The QUASER project was launched in April 2010. Its participants - next to the Institute of Health Policy and Management of the Erasmus University in Rotterdam –include the Kings College (London), the Centre for Patient Safety and Service Quality (Imperial College, London), the Instituto Superior de Ciências do Trabalho e da Empresa (Lisbon), Qulturum (Jongkoping county Council, Sweden), and the Department of Health Studies (University of Stavanger, Norway).
Click here to visit the QUASER website.
Reaal: Make it ReAAL
ReAAL is funded by the European CIP-ICT-PSP implementation call of 2012. The project has as main objective to evaluate the socio-economic impact of an open source platform in the area of active and independent living (also called Ambient Assisted Living, AAL). ReAAL builds on a broad consortium of countries, including Spain, Italy, France, Germany, the Netherlands, Denmark, Norway, and the UK.
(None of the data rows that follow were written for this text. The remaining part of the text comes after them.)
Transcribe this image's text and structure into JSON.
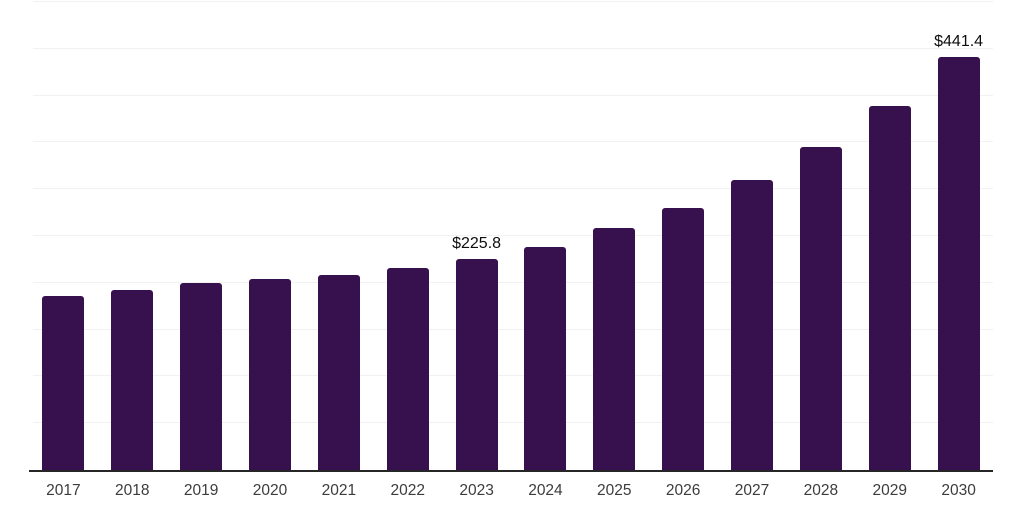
{
  "chart_data": {
    "type": "bar",
    "categories": [
      "2017",
      "2018",
      "2019",
      "2020",
      "2021",
      "2022",
      "2023",
      "2024",
      "2025",
      "2026",
      "2027",
      "2028",
      "2029",
      "2030"
    ],
    "values": [
      185.9,
      192.3,
      199.7,
      204.0,
      208.3,
      215.7,
      225.8,
      238.1,
      258.4,
      279.8,
      309.7,
      344.9,
      388.7,
      441.4
    ],
    "data_labels": [
      {
        "category": "2023",
        "text": "$225.8"
      },
      {
        "category": "2030",
        "text": "$441.4"
      }
    ],
    "title": "",
    "xlabel": "",
    "ylabel": "",
    "ylim": [
      0,
      500
    ],
    "gridline_step": 50,
    "grid": "horizontal-only",
    "legend": "none",
    "bar_color": "#36114E",
    "gridline_color": "#f1f1f3",
    "axis_line_color": "#262626",
    "tick_label_color": "#3c3c3c",
    "data_label_color": "#0e0e0e"
  }
}
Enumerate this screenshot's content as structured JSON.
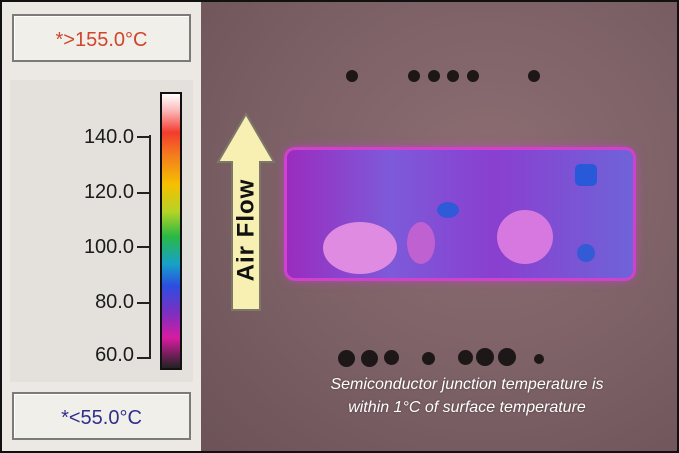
{
  "panel": {
    "max_label": "*>155.0°C",
    "min_label": "*<55.0°C",
    "ticks": [
      "140.0",
      "120.0",
      "100.0",
      "80.0",
      "60.0"
    ]
  },
  "arrow": {
    "label": "Air Flow"
  },
  "caption": {
    "line1": "Semiconductor junction temperature is",
    "line2": "within 1°C of surface temperature"
  },
  "colors": {
    "max_text": "#d1452b",
    "min_text": "#2f2f8c",
    "board": "#8e3fcf",
    "board_edge": "#d041d0",
    "arrow_fill": "#f7f0b2"
  }
}
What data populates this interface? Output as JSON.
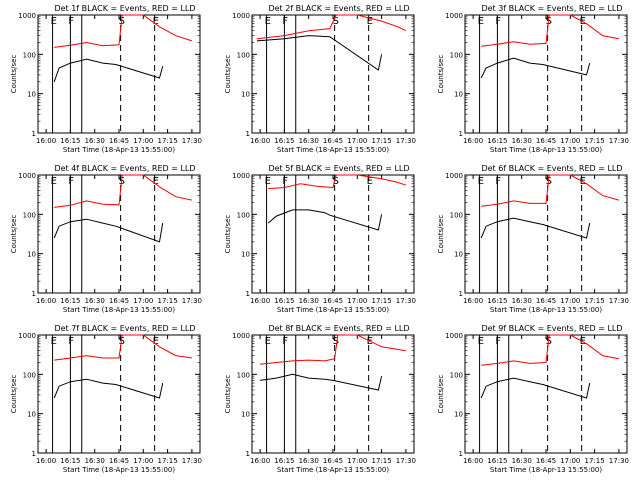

In the course of 36 months, ReAAL will deploy several open-source applications in the field of active and independent living at several pilot sites. All together, the pilots will involve approx. 7000 users in 7 countries, including the Rijnmond Region in the Netherlands. A key deliverable of ReAAL is to collect best practices concerning technical and organizational aspects associated with deployment and public procurement of open source AAL applications. The goal is to enable optimization of existing value chains and business models. The project will make findings and recommendations publicly available via a knowledge portal that will serve as main European reference for best practices and lessons learned with regards to large-scale rollouts with interoperability focus.
iBMG’s department of HSMO takes the lead in the project evaluation. This will encompass validating the role of open source platforms in achieving interoperability and measuring the related socio-economic impact. The evaluation framework will be multidimensional, thus also taking into consideration impacts related to ethical, legal, market, user experience, and organizational aspects.